Tyler Rogoway, Foxtrot Alpha
4 August 2015The Virginia Class fast attack submarine, the USS John Warner, was just commissioned into service. She is the second Block III Virginia Class boat to be produced, and has a pair of new huge Virginia Payload Tubes on her bow. These replace twelve individual vertical launch tubes used to fire Tomahawk missiles in previous Virginia Class boats.
As you can see in the photo above this is a new capability that the Navy is proud to showcase.
You can read all about this new vertical launch system and the John Warner here, but to put it simply, the Virginia payload tubes’ large diameter and modular nature allows it to be adapted to larger diameter missiles in the future, breaking the previous 533mm diameter restrictions of the Tomahawk cruise missile. This will allow Virginia class submarines to more easily field emerging technologies, like hypersonic long-range missiles and it could even be used to launch and recover large autonomous unmanned underwater vehicles that can come and go for days, or even weeks at a time.
The Virginia Payload Tubes are an innovation that came from the Navy’s brilliant decision to reconfigure their oldest four Ohio Class SSBNs into conventional missile arsenal ships and special operations platforms. This saw the Ohio’s rows of Trident Ballistic Missile launch tubes being converted into launchers that hold clusters of seven Tomahawk Cruise Missiles each. Now the Navy is looking toward this capability to offset the drastic loss of deployed cruise missiles when the reconfigured Ohio Class SSGNs begin retiring in the coming decade.
This will see the fifth block of Virginia Class boats getting an addition four of these tubes grafted on to their hulls behind their sail. This initiative and light redesign is referred to as the Virginia Payload Module. These four additional tubes will add another 28 Tomahawk Cruise Missiles to the majority of the yet to be produced Block V Virginia Class boats.
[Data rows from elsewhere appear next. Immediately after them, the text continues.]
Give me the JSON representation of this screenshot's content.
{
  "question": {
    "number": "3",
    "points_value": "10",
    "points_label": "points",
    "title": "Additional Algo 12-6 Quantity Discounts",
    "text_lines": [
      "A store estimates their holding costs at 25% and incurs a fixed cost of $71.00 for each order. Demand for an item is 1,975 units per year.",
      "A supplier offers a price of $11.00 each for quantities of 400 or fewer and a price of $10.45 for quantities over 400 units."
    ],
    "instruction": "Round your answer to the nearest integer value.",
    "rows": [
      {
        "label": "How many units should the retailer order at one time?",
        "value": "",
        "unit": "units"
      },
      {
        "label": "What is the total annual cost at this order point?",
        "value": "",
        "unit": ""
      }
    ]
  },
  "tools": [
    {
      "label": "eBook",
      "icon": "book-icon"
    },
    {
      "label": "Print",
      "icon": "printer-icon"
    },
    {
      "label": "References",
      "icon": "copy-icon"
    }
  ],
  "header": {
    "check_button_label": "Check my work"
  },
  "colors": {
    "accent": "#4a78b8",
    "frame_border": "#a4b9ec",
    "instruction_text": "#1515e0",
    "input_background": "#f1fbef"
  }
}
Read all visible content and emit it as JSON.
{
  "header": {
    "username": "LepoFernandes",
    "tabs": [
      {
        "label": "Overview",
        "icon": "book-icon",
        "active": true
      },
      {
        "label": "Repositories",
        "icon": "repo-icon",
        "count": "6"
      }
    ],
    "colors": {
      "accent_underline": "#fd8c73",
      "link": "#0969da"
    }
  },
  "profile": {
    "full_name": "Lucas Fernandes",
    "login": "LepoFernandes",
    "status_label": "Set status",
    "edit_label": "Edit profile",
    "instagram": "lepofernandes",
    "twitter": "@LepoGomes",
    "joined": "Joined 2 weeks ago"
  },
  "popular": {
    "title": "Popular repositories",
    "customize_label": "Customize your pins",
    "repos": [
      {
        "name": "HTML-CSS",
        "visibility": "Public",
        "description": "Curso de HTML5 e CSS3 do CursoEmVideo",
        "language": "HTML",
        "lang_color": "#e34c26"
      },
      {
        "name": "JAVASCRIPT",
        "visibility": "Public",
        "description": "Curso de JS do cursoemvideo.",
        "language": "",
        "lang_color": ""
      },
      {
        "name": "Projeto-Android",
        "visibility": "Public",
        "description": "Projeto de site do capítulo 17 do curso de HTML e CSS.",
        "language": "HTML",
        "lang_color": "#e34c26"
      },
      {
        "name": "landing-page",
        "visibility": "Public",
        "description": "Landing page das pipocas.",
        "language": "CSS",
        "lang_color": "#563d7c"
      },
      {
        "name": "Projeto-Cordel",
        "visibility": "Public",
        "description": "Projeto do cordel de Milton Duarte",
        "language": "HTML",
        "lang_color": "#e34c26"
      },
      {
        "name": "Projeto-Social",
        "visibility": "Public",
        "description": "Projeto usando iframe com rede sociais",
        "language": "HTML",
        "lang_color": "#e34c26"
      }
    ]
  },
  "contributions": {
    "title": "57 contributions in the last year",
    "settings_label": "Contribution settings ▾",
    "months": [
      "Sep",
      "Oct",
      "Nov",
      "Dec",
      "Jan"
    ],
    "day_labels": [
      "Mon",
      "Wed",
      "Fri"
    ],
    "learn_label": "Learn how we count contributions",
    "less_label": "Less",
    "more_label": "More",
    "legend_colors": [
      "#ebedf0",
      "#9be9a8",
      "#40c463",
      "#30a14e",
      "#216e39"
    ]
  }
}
Because of these new tubes intercontinental ballistic missile-like diameter, one could wonder if a ballistic missile armed Virginia Class could be in the Navy’s future. It would be at least one way to help with what is a growing possibility of a nuclear deterrent shortfall if the already cash strapped Ohio Class SSBN replacement does not go exactly as planned.
Yet even if the Virginia Class Block III, or more relevantly Block V boats were capable of wielding SLBMs, it would lock them into a very different mission set then the wide array of roles they were designed for today. Instead of collecting intelligence, launching frogmen in mini-submersibles and hunting for other submarines and for surface targets, a nuclear ballistic missile armed Virginia Class would be tasked with just hiding for long periods of time.
Yet some say that the near invulnerability that the American SSBN has enjoyed for decades will erode in the coming years. As such, putting the nuclear ballistic missile capability on multi-mission subs, and building many more of them, may make more operational and fiscal sense than rebuilding a traditional stand-alone nuclear deterrent submarine force.
Regardless of if the Virginia Class could carry ballistic missiles or not, new boats in the class going forward will be more reliable, upgradable and flexible than their predecessors because of this new launch system.